More Barrier Island Residents To Be Allowed Access [AUDIO]
Toms River officials were finally given the go ahead to allow limited access to the residents of Chadwick, Normandy and Ocean Beaches nearly two weeks after the super storm.
Two adults per household will be transported by bus in three phases that span from this today November 9th to Tuesday November 13th. However, they'll only be allowed to stay for one hour to grab essential items and then leave.
Mayor Tom Keleher says they've been taking lots of heat from frustrated residents for not allowing them to return to their homes following the storm, when other neighboring townships were allowed to enter.

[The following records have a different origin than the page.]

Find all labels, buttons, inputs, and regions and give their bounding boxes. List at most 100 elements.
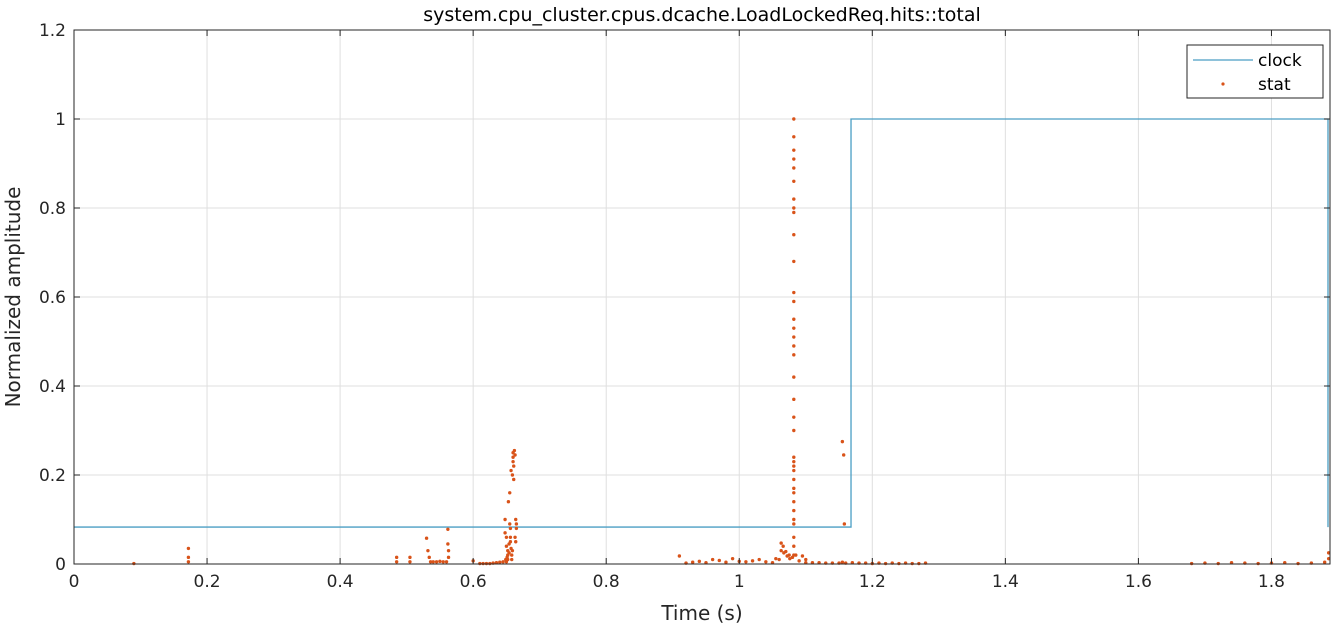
stat-point <box>792 455 796 459</box>
stat-point <box>792 197 796 201</box>
legend-clock-label: clock <box>1258 51 1302 71</box>
y-axis-label: Normalized amplitude <box>1 187 25 408</box>
x-tick-label: 1.8 <box>1258 572 1285 592</box>
stat-point <box>509 468 513 473</box>
stat-point <box>503 531 507 535</box>
stat-point <box>792 508 796 513</box>
stat-point <box>446 555 451 560</box>
stat-point <box>764 560 768 564</box>
stat-point <box>792 468 796 473</box>
stat-point <box>501 560 505 564</box>
stat-point <box>724 560 728 564</box>
stat-point <box>504 535 509 539</box>
stat-point <box>514 526 519 531</box>
stat-point <box>511 459 515 464</box>
stat-point <box>431 560 435 564</box>
stat-series <box>132 117 1331 566</box>
y-tick-label: 0.6 <box>39 288 66 308</box>
x-tick-label: 1.6 <box>1125 572 1152 592</box>
stat-point <box>512 477 516 482</box>
stat-point <box>444 560 449 564</box>
stat-point <box>514 522 519 526</box>
x-tick-label: 1 <box>734 572 745 592</box>
stat-point <box>788 556 792 561</box>
stat-point <box>792 486 796 491</box>
stat-point <box>186 555 191 560</box>
stat-point <box>513 535 517 539</box>
legend-box <box>1186 44 1324 99</box>
stat-point <box>792 206 796 210</box>
stat-point <box>427 555 431 560</box>
stat-point <box>426 548 430 553</box>
stat-point <box>792 299 796 304</box>
stat-point <box>498 560 502 564</box>
stat-point <box>782 551 786 555</box>
x-tick-label: 0.8 <box>593 572 620 592</box>
stat-point <box>508 535 513 539</box>
stat-point <box>792 335 796 339</box>
stat-point <box>508 522 512 526</box>
stat-point <box>792 428 796 433</box>
stat-point <box>840 560 845 564</box>
stat-point <box>779 548 783 553</box>
legend-stat-swatch <box>1221 82 1225 86</box>
stat-point <box>504 544 509 548</box>
stat-point <box>510 557 514 562</box>
stat-point <box>514 517 518 522</box>
stat-point <box>428 560 433 564</box>
stat-point <box>792 522 796 526</box>
stat-point <box>446 527 450 531</box>
stat-point <box>503 517 507 522</box>
stat-point <box>792 397 796 402</box>
stat-point <box>510 473 515 477</box>
stat-point <box>508 540 513 544</box>
y-tick-label: 0.8 <box>39 199 66 219</box>
legend: clock stat <box>1186 44 1324 99</box>
stat-point <box>750 559 755 563</box>
stat-point <box>717 558 721 563</box>
stat-point <box>408 560 412 564</box>
stat-point <box>394 560 399 564</box>
stat-point <box>792 290 796 295</box>
clock-series <box>74 118 1329 528</box>
stat-point <box>792 135 796 139</box>
stat-point <box>792 544 796 548</box>
stat-point <box>697 559 702 564</box>
stat-point <box>792 459 796 464</box>
stat-point <box>513 453 517 457</box>
stat-point <box>508 491 512 495</box>
x-axis-label: Time (s) <box>660 601 742 625</box>
clock-line <box>74 118 1329 528</box>
stat-point <box>438 559 442 564</box>
stat-point <box>792 166 796 170</box>
x-tick-label: 1.4 <box>992 572 1019 592</box>
stat-point <box>792 491 796 495</box>
stat-point <box>730 556 735 561</box>
stat-point <box>441 560 445 564</box>
stat-point <box>792 233 796 237</box>
stat-point <box>792 553 796 557</box>
stat-point <box>186 546 191 551</box>
stat-point <box>804 557 808 562</box>
stat-point <box>779 541 783 545</box>
stat-point <box>842 453 846 457</box>
stat-point <box>424 536 429 540</box>
stat-point <box>792 326 796 330</box>
stat-point <box>710 557 715 562</box>
stat-point <box>507 551 511 555</box>
stat-point <box>512 448 517 453</box>
stat-point <box>1322 560 1327 564</box>
y-tick-label: 0.4 <box>39 377 66 397</box>
stat-point <box>792 517 796 522</box>
stat-point <box>512 464 516 468</box>
stat-point <box>511 455 515 459</box>
y-tick-label: 1 <box>55 110 66 130</box>
stat-point <box>508 526 513 531</box>
stat-point <box>792 157 796 161</box>
stat-point <box>792 500 796 504</box>
stat-point <box>510 548 515 553</box>
stat-point <box>792 117 796 121</box>
x-tick-label: 0.6 <box>460 572 487 592</box>
x-tick-label: 0.4 <box>327 572 354 592</box>
stat-point <box>774 556 778 561</box>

He says access was restricted in the beach front Tom River communities because there's varying degrees of damage to the barrier communities. He says where Seaside Park and Pelican Island only suffered minimal damage .... Ortley Beach is being referred to as "ground zero". He says "the place is a shambles. Houses upside down, off their foundations, in the middle of the highway." He says Ortley Beach residents will not be allowed access because the community sustained the most severe damage.
Keleher says last week, the Mayors and Police Chiefs involved with the five towns on the peninsula met to formulate a plan to allow access. He says a DOT official who attended, said they weren't going to allow any vehicular traffic north of the Seaside Heights Boundary because the water from the massive flooding destabilized the roads causing massive sink holes. "I personally saw one pickup truck, nose down in a hole with only the tailgate showing." He says the DOT plans to use ground-penetrating radar to identify and mark out the sink holes.
When asked about the future of homes on the barrier peninsula and the building codes, Keleher says that discussion is too early. He says state and federal environmental officials may get involved with construction restrictions. He says DEP Commissioner Martin mentioned that that's something they're going to have to study.
With regard to storm evacuees ... Keleher says they're pretty much out of the emergency shelters set up at area schools. He says the last remaining evacuees have been transported to the Monmouth Park Racetrack in Ocean Port that he was told had considerable amenities like bathrooms, showers. clothes washing machines. He says a Toms River Clergy group also held a meeting with him to house some of the evacuees at their facilities.